Effect of disodium cromoglycate (DSCG, 20 mg kg⁻¹ given i.v. 5 min prior to the start of the injection sequence) on bronchoconstrictor responses to 5-HT and adenosine in Brown Norway rats treated with lipopolysaccharide (LPS, 0.3 mg kg⁻¹). Results are expressed as means±s.e.means of the number (n) of animals shown in parentheses. ^***P<0.001 indicates significant difference between vehicle- and corresponding DSCG-treated animals.

Figure 7

Effect of 8-SPT (40 mg kg⁻¹ given i.v. 5 min prior to adenosine) on responses to adenosine, 5-HT and NECA with respect to pulmonary resistance, mean arterial blood pressure (MABP) and heart rate (HR) in Brown Norway rats 1 h post intratracheal instillation of lipopolysaccharide (LPS, 0.3 mg kg⁻¹). Results are expressed as means±s.e.means of the number (n) of animals shown in parentheses. ^**P<0.01, ^***P<0.001 indicates significant difference between vehicle- and corresponding 8-SPT-treated animals.

Figure 8

Effect of DPCPX (100 μg kg⁻¹ given i.v. 5 min prior to adenosine) on responses to adenosine, 5-HT and CPA with respect to pulmonary resistance, mean arterial blood pressure (MABP) and heart rate (HR) in Brown Norway rats 1 h post intratracheal instillation of lipopolysaccharide (LPS, 0.3 mg kg⁻¹).

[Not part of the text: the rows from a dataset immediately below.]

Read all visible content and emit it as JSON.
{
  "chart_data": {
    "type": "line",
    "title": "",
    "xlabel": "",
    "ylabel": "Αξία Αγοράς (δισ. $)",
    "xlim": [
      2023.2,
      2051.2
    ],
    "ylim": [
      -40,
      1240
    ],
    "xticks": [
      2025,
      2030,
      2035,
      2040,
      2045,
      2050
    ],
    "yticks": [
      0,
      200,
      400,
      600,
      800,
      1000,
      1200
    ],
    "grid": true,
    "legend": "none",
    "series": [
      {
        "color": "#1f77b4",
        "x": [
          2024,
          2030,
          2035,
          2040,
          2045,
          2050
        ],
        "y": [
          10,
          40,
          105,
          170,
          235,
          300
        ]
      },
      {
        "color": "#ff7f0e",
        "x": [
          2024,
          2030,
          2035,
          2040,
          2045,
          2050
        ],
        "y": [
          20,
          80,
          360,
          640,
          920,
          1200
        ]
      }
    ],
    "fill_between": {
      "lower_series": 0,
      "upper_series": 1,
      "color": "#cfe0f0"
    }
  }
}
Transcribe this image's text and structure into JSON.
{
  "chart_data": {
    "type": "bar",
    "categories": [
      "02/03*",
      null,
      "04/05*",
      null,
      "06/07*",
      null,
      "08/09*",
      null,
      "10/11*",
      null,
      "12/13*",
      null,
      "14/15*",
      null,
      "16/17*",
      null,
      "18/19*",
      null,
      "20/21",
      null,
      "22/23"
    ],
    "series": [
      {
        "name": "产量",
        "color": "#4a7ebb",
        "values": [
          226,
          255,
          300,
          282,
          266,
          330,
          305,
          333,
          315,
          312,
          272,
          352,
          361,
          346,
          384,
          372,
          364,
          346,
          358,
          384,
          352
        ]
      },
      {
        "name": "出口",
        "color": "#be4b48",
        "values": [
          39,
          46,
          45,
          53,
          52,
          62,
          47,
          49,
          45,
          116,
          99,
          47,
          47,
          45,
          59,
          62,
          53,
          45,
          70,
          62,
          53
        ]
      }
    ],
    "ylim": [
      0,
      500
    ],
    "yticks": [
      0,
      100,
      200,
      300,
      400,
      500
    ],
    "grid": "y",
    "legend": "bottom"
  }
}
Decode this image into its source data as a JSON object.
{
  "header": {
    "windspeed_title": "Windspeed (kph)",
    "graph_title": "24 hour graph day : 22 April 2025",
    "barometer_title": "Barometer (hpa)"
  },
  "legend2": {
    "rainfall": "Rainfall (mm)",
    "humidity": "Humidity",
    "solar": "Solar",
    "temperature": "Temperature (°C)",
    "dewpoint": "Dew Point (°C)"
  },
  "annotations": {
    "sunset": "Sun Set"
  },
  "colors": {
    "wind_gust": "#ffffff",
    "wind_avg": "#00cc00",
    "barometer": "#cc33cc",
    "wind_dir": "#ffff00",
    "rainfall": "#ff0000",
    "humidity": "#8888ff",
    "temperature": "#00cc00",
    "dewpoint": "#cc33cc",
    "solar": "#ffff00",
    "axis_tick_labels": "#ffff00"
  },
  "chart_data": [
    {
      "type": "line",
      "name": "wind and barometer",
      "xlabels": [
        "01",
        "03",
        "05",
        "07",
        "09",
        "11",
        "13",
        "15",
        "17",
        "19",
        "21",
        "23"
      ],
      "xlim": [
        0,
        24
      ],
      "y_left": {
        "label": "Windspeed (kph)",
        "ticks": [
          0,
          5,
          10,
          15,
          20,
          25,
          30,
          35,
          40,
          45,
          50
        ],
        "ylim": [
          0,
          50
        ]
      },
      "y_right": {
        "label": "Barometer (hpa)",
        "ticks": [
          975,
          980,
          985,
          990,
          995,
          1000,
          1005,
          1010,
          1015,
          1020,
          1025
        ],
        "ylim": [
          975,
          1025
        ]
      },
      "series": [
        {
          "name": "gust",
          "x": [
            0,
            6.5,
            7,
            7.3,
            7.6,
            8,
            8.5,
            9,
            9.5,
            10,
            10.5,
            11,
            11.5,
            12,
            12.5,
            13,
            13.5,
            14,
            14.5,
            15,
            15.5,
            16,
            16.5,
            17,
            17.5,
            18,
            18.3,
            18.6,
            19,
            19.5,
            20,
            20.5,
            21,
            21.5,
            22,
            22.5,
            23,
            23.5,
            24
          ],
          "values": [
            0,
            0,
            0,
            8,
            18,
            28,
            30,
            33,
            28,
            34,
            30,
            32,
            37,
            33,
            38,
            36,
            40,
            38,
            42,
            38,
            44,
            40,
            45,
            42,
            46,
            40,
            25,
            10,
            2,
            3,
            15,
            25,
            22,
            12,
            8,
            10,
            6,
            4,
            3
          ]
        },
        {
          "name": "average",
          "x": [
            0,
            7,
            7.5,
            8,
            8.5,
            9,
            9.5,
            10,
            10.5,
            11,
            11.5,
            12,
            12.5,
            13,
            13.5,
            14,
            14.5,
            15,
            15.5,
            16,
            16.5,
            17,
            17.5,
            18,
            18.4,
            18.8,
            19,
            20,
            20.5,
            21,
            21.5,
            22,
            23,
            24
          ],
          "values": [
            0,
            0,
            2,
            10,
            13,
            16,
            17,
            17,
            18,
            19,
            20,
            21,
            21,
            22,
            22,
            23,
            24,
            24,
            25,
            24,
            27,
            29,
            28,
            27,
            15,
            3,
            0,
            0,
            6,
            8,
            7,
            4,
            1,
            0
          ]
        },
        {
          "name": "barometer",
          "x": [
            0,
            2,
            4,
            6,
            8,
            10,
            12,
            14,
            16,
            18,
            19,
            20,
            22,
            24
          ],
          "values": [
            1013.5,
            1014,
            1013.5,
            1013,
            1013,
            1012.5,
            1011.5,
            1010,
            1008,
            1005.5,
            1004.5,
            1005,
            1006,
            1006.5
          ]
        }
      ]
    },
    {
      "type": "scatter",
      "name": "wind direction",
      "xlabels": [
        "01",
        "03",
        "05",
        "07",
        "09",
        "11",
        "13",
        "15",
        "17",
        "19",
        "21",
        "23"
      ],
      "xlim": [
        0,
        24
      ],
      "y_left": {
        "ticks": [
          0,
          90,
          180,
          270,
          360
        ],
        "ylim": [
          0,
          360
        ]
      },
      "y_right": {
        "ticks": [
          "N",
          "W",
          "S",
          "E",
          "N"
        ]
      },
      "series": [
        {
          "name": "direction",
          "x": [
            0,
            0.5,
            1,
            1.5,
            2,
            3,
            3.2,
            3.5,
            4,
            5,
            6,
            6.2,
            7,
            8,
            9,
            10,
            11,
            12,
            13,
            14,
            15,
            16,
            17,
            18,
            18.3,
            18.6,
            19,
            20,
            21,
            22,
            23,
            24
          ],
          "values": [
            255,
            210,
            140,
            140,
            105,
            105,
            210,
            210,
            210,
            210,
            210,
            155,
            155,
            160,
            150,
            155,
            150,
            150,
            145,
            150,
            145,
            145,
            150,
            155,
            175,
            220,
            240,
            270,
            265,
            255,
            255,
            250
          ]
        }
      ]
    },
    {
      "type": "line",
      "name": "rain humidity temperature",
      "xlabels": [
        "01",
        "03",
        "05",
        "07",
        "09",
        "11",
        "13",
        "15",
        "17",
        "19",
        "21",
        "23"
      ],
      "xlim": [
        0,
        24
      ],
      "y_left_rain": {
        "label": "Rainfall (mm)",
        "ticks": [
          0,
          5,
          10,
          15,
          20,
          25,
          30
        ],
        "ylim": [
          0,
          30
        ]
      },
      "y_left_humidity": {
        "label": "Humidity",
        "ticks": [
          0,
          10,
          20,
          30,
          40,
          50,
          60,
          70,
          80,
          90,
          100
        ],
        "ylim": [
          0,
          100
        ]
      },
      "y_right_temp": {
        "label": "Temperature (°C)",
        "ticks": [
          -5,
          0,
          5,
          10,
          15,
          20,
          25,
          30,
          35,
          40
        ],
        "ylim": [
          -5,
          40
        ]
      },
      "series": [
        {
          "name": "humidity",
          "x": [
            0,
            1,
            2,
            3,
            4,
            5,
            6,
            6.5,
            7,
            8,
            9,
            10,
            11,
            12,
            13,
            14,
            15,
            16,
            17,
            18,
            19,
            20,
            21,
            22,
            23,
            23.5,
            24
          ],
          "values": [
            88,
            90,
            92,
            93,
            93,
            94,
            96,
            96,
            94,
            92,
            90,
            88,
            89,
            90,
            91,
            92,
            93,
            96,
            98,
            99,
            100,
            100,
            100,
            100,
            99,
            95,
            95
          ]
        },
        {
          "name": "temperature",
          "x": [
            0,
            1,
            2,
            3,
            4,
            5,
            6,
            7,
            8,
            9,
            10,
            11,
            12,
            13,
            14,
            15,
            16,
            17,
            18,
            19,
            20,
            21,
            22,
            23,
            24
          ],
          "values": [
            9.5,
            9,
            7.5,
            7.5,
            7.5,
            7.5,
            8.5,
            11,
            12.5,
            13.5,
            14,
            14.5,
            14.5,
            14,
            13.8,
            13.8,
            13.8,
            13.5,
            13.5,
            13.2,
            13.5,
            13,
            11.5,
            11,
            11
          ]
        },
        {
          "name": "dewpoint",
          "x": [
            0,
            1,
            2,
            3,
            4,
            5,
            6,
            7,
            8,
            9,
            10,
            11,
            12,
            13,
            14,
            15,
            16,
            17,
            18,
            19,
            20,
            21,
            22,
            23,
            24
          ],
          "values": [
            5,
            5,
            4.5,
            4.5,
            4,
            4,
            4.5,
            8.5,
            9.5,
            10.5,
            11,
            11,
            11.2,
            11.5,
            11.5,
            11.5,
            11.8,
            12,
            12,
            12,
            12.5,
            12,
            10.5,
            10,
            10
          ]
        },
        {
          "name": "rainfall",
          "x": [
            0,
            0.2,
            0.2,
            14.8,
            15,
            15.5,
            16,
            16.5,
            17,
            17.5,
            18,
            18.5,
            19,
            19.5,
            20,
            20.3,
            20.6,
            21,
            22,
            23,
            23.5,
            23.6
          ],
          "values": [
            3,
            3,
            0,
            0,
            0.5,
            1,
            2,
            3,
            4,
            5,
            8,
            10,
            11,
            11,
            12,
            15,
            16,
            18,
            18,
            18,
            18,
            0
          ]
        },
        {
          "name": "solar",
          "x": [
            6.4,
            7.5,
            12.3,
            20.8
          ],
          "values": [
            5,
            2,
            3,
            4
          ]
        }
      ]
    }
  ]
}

Results are expressed as means±s.e.means of the number (n) of animals shown in parentheses. ^*P<0.05, ^**P<0.01, ^***P<0.001 indicates significant difference between vehicle- and corresponding DPCPX-treated animals.

Figure 9

Effect of ZM 241385 (30 μg kg⁻¹ given i.v. 5 min prior to adenosine) on responses to adenosine, 5-HT and CGS 21680 with respect to pulmonary resistance, mean arterial blood pressure (MABP) and heart rate (HR) in Brown Norway rats 1 h post intratracheal instillation of lipopolysaccharide (LPS, 0.3 mg kg⁻¹). Results are expressed as means±s.e.means of the number (n) of animals shown in parentheses. ^*P<0.05, ^**P<0.01, ^***P<0.001 indicates significant difference between vehicle- and corresponding ZM 24138-treated animals.